The geometric structure inherent in the definition of the shapes of three-dimensional objects and environments is used not just to define their relative motion and placement, but also to assist in solving many other problems of systems for producing pictures by computer. By using an extension of traditional structure information, or a geometric hierarchy, five significant improvements to current techniques are possible. First, the range of complexity of an environment is greatly increased while the visible complexity of any given scene is kept within a fixed upper limit. Second, a meaningful way is provided to vary the amount of detail presented in a scene.

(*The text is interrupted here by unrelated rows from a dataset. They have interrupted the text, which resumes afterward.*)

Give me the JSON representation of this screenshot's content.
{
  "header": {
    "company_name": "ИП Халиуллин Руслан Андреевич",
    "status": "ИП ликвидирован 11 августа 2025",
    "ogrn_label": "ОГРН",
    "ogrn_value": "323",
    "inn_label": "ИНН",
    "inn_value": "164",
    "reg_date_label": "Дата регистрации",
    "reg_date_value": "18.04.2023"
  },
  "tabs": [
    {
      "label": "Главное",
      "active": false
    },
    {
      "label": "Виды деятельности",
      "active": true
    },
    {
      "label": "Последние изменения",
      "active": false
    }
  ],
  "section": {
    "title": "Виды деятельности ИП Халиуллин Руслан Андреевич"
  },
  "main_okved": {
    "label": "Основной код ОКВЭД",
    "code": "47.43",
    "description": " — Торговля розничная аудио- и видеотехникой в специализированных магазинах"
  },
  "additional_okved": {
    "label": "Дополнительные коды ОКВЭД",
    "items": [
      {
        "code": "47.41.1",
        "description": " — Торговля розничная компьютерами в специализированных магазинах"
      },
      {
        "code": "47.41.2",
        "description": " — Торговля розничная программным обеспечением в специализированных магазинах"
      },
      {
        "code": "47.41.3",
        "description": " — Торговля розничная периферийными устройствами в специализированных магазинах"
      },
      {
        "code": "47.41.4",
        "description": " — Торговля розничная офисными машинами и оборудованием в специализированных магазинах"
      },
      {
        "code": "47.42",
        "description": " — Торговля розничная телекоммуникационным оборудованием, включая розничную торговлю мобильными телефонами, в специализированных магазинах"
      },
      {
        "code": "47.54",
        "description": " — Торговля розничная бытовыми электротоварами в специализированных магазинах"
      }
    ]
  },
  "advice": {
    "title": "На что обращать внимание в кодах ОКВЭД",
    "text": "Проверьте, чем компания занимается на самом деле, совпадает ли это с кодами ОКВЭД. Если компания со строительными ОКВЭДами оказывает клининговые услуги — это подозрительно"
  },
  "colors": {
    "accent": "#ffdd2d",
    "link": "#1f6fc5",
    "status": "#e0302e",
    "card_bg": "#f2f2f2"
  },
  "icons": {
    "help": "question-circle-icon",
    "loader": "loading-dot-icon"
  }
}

Third, “clipping” becomes a very fast logarithmic search for the resolvable parts of the environment within the field of view. Fourth, frame to frame coherence and clipping define a graphical “working set,” or fraction of the total structure that should be present in primary store for immediate access by the visible surface algorithm. Finally, the geometric structure suggests a recursive descent, visible surface algorithm in which the computation time potentially grows linearly with the visible complexity of the scene.